Client’s small business obtained an SBA 7(a) loan for $750,000.  She and her husband signed personal guarantees exposing all of their non-exempt income and assets. With just 18 months left on the maturity date and payment on the remaining balance, the Great Recession of 2008 hit, which ultimately caused the business to fail and default on the loan terms. The 7(a) lender accelerated and sent a demand for full payment of the remaining loan balance.  The SBA lender’s note allowed for a default interest rate of about 7% per year.
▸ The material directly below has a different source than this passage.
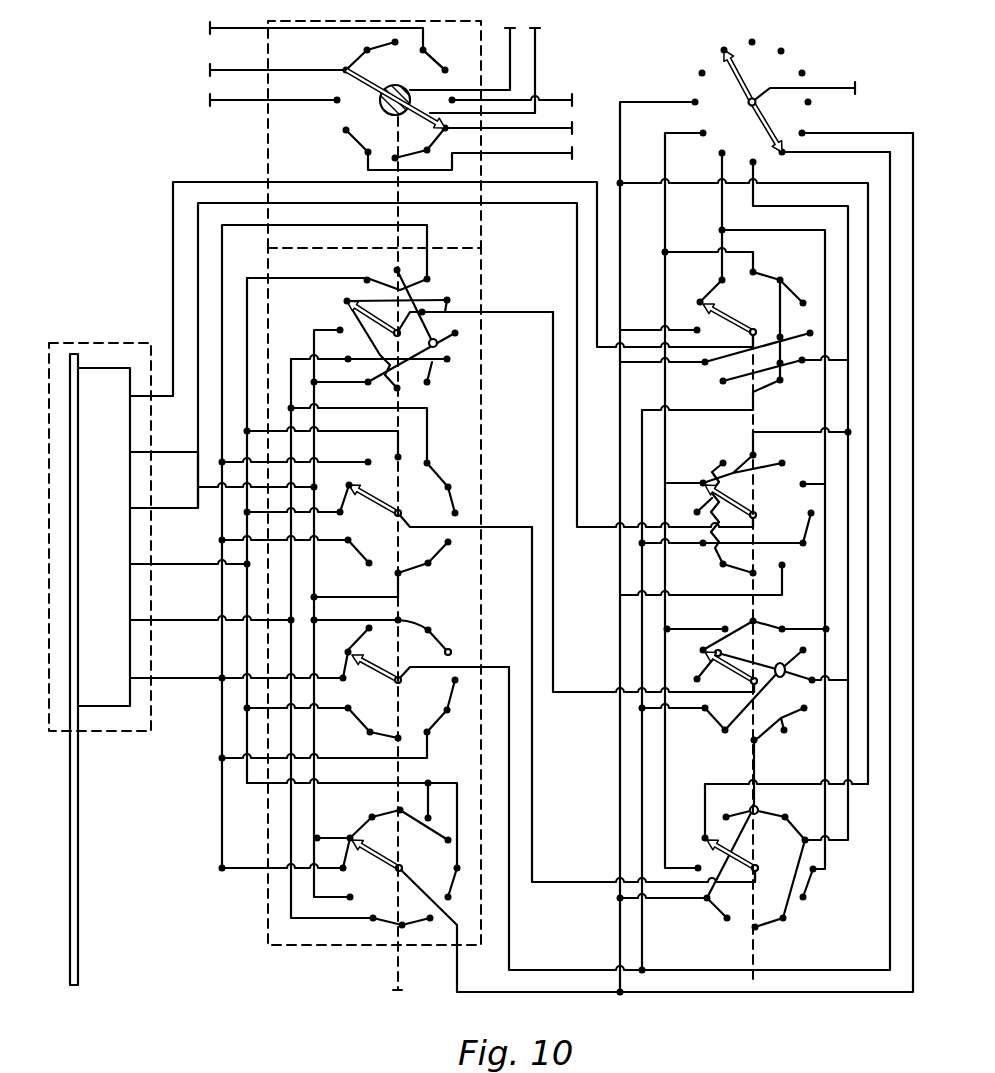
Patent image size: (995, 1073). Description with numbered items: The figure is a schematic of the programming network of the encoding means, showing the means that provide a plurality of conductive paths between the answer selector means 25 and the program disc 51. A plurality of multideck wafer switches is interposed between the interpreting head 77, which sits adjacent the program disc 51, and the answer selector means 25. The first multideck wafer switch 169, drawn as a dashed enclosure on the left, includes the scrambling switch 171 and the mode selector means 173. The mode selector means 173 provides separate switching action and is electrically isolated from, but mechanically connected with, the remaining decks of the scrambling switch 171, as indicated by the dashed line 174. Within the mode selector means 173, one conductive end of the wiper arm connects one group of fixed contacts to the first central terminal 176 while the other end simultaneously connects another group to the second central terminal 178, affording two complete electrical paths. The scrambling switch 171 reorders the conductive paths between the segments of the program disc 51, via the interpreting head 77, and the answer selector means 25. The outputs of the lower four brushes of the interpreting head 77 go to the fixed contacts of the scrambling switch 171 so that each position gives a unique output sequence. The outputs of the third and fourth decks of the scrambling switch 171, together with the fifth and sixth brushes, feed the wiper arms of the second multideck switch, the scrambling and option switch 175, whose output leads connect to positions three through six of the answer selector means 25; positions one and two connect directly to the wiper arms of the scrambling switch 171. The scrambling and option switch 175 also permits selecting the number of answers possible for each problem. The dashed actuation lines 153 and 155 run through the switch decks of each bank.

In response to the lender's aggressive collection action, Client's husband filed for Chapter 7 bankruptcy in an attempt to protect against their personal assets. However, his bankruptcy discharge did not relieve the Client's personal guarantee liability for the SBA debt. The SBA lender opted to pursue the SBA 7(a) Guaranty and subsequently assigned the loan and the right to enforce collection against the Client to the SBA. The Client then received the SBA Official 60-Day Notice. After conducting a Case Evaluation with her, she then hired the Firm to respond and negotiate on her behalf with just 34 days left before the impending referral to Treasury. The Client wanted to dispute the SBA’s alleged debt balance as stated in the 60-Day Notice by claiming the 7(a) lender failed to liquidate business collateral in a commercially reasonable manner - which if done properly - proceeds would have paid back the entire debt balance.  However, due to time constraints, waivers contained in the SBA loan instruments, including the fact the Client was not able to inspect the SBA's records for investigation purposes before the remaining deadline, Client agreed to submit a Structured Workout for the alleged balance in response to the Official 60-Day Notice as she was not eligible for an Offer in Compromise (OIC) because of equity in non-exempt income and assets. After back and forth negotiations, the SBA Loan Specialist approved the Workout proposal, reducing the Client's purported liability by nearly $142,142.27 in accrued interest, and statutory collection fees. Without the Firm's intervention and subsequent approval of the Workout proposal, the Client's debt amount (with accrued interest, Treasury's statutory collection fee and Treasury's interest based on the Current Value of Funds Rate (CVFR) would have been nearly $291,030.

$298,000 SBA 7A LOAN - NEGOTIATED WORKOUT AGREEMENT

$298,000 SBA 7A LOAN - NEGOTIATED WORKOUT AGREEMENT

Clients obtained an SBA 7(a) loan for their small business in the amount of $298,000. They pledged their primary residence and personal guarantees as direct collateral for the loan. The business failed, the lender was paid the 7(a) guaranty money and the debt was assigned to the SBA.  Clients received the Official 60-Day Notice giving them a couple of options to resolve the debt balance directly with the SBA before referral to Treasury's Bureau of Fiscal Service. The risk of referral to Treasury would add nearly $95,000 to the SBA principal loan balance. With the default interest rate at 7.5%, the amount of money to pay toward interest was projected at $198,600. Clients hired the Firm with only 4 days left to respond to the 60-Day due process notice.  Because the clients were not eligible for an Offer in Compromise (OIC) due to the significant equity in their home and the SBA lien encumbering it, the Firm Attorneys proposed a Structured Workout to resolve the SBA debt.  After back and forth negotiations, the SBA Loan Specialist assigned to the case approved the Workout terms which prevented potential foreclosure of their home, but also saved the clients approximately $294,000 over the agreed-upon Workout term with a waiver of all contractual and statutory administrative fees, collection costs, penalties, and interest.